The solar industry is often presented with ongoing policy changes, petitions, and tariffs that can impact business and operations. In this article, we’ll offer you a snapshot of some of the most pressing policy issues within the solar world today. Recently, the US Department of Commerce decided to open an investigation into examining solar imports from Thailand, Vietnam, Cambodia, and Malaysia based on a request made by California panel maker Auxin Solar Inc. According to Bloomberg News, some Southeast Asian solar equipment manufacturers have been accused of bypassing tariffs and anti-dumping laws by sending parts of unfinished products to other Asian countries before they are assembled. The tariffs in question date back to 2012. Final tariffs assessed from this investigation can work retroactively to the date of inception under US trade law, according to SEIA.
Renewable energy advocates say that this decision could have a negative impact on the solar industry, ultimately affecting the current administration’s goals for a clean energy future, as the US is heavily reliant on the module supply from these countries. This inquiry could make it more difficult to achieve emissions reduction goals for the future, according to the Solar Energy Industries Association CEO Abigail Ross Hopper, as they are hoping for a much quicker resolution. The department will conduct its investigation by reaching out to solar companies within each of the focused countries for reports regarding the shipment and production of solar cells and modules to the US. Bloomberg News reports that the Department of Commerce will reportedly present preliminary findings in approximately 150 days and a final decision in 300 days.
Solar professionals and customers in Florida are also facing solar industry policy hurdles. The state legislature recently passed House Bill 741, which will phase down the value of net metering. An implication of this bill is that additional fixed charges would be added to solar customer bills. Net metering has made solar energy resources more accessible and affordable for customers by allowing them to generate their own electricity with the ability to sell the energy they don’t use back to the grid. House Bill 741 would make solar energy more expensive and less accessible to the public. When the law takes effect next year, solar customers will experience reductions in net metering rate designs. The bill would allow for fixed charges for grid-connected solar customers in 2026. A recent poll revealed that many Florida constituents want net metering to remain untouched, according to PV Magazine USA. They agreed that utilities should make installing solar easier, not more burdensome. Studies conducted by Lawrence Berkeley National Lab established that the majority of the states that participate in net metering programs have inconsequential costs increases associated with solar energy.

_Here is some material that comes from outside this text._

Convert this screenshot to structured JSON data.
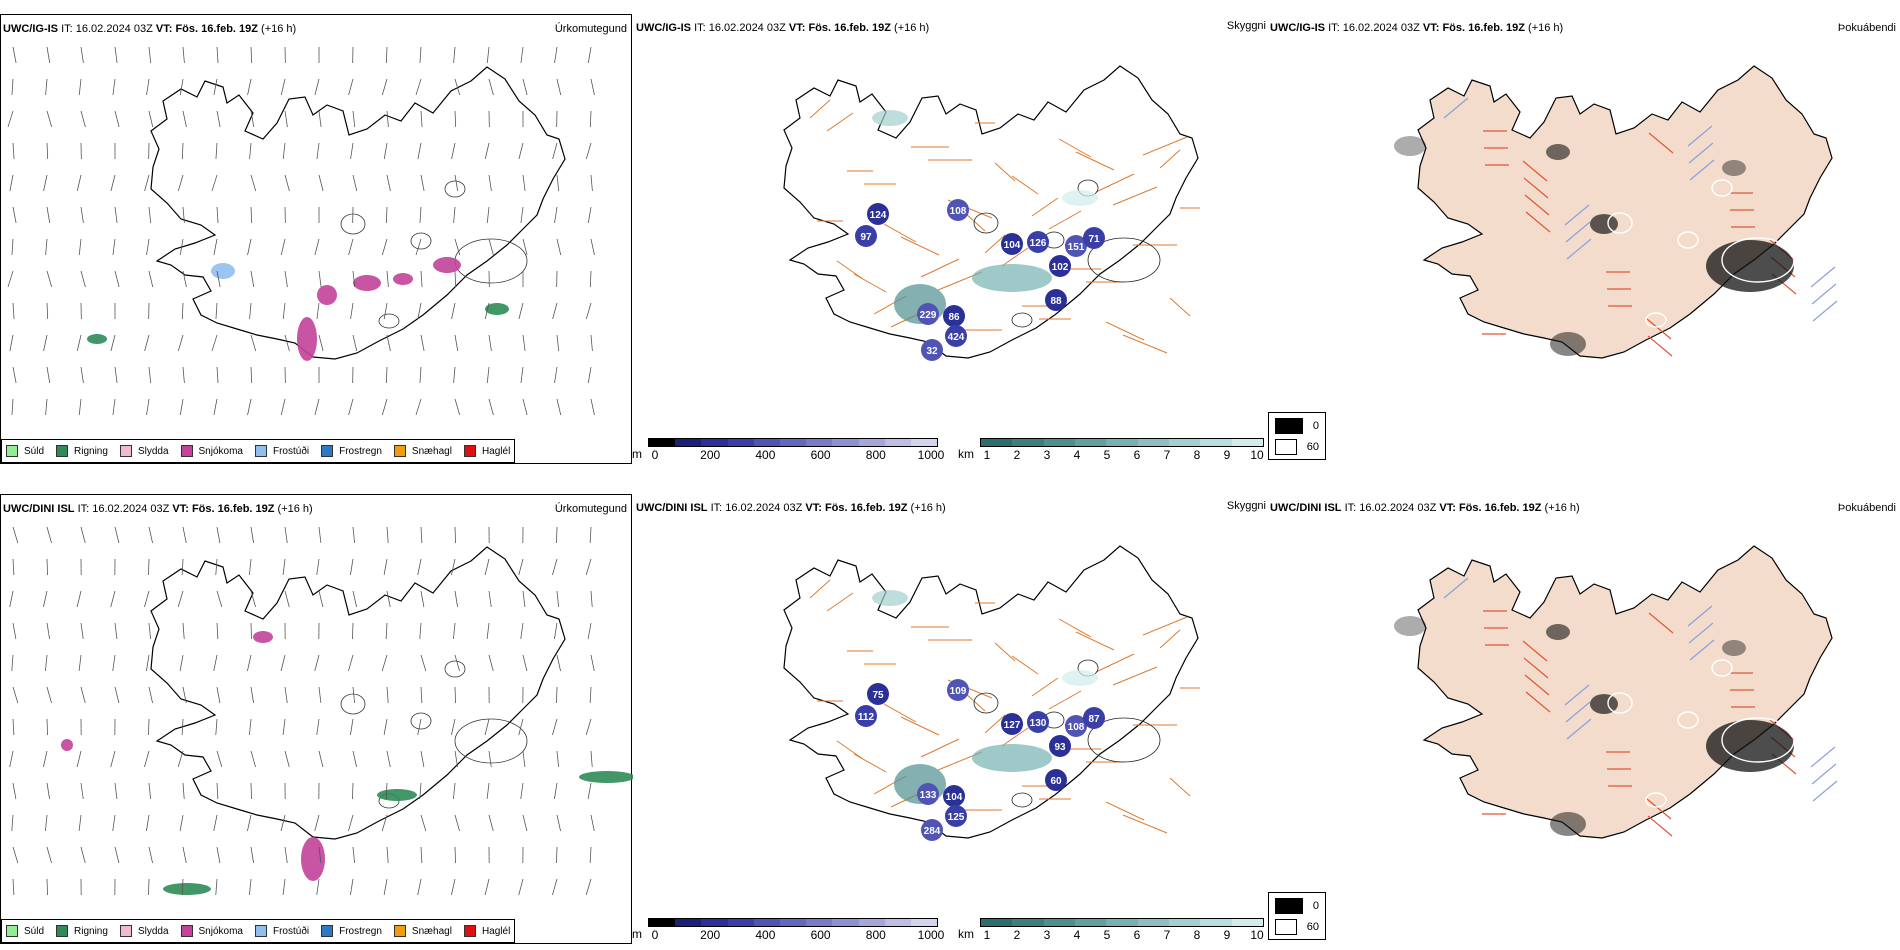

These measures may appear to threaten the booming growth of the solar industry, but renewable energy professionals and advocates remain resilient and proactive. More than 100 solar manufacturers recently sent a letter to members of the Biden administration encouraging lasting clean energy tax incentives in reconciliation legislation. Ongoing debates about current geopolitical issues have suggested an opportunity for Congress to support clean energy production in the US. In the letter, the signatories state that “The United States has the tools and natural resources to manufacture the equipment needed to produce energy and meet the nation’s carbon reduction commitments.” This could eventually help advance domestic solar production and manufacturing. President and CEO of the SEIA Abigail Ross Hopper said, “The clean energy deployment and manufacturing incentives being considered by Congress are the blueprint to solving our energy security issues and would drive historic growth in domestic manufacturing and production. Manufacturers need policy certainty to make these capital investments.” Needless to say, regardless of the hits the solar industry is taking right now, the future is hopeful and in the hands of powerful proponents across the country. At Greentech Renewables, our representatives are knowledgeable and insightful in all matters solar-related. Start a conversation with your local rep today!
I recently lost my net metering agreement. I knew it was a sweetheart deal from the start and expected this to happen. Why would a utility company agree to no connect fees for a customer who will use very little power? They are entitled to a fair return on investment. The utilities should be able to collect a connect fee and pay fair market value for the power they buy. A fair market value is the wholesale price at the time of purchase. In the Texas market Ercot determines the market price by location and time of day. MP2 Energy is the only company that I have found that buys excess solar with these terms. All the others will not pay for more solar power than what is taken from the grid or want to stop paying for solar power if you produce more than you buy. The net metering agreements have lead me to make a poor investment that is not applicable to the market. Grid dependent inverters are cheaper but only useful for net metering agreements. When the 3,000 acre solar plant five miles from my house starts up I doubt peak noon production will be worth much.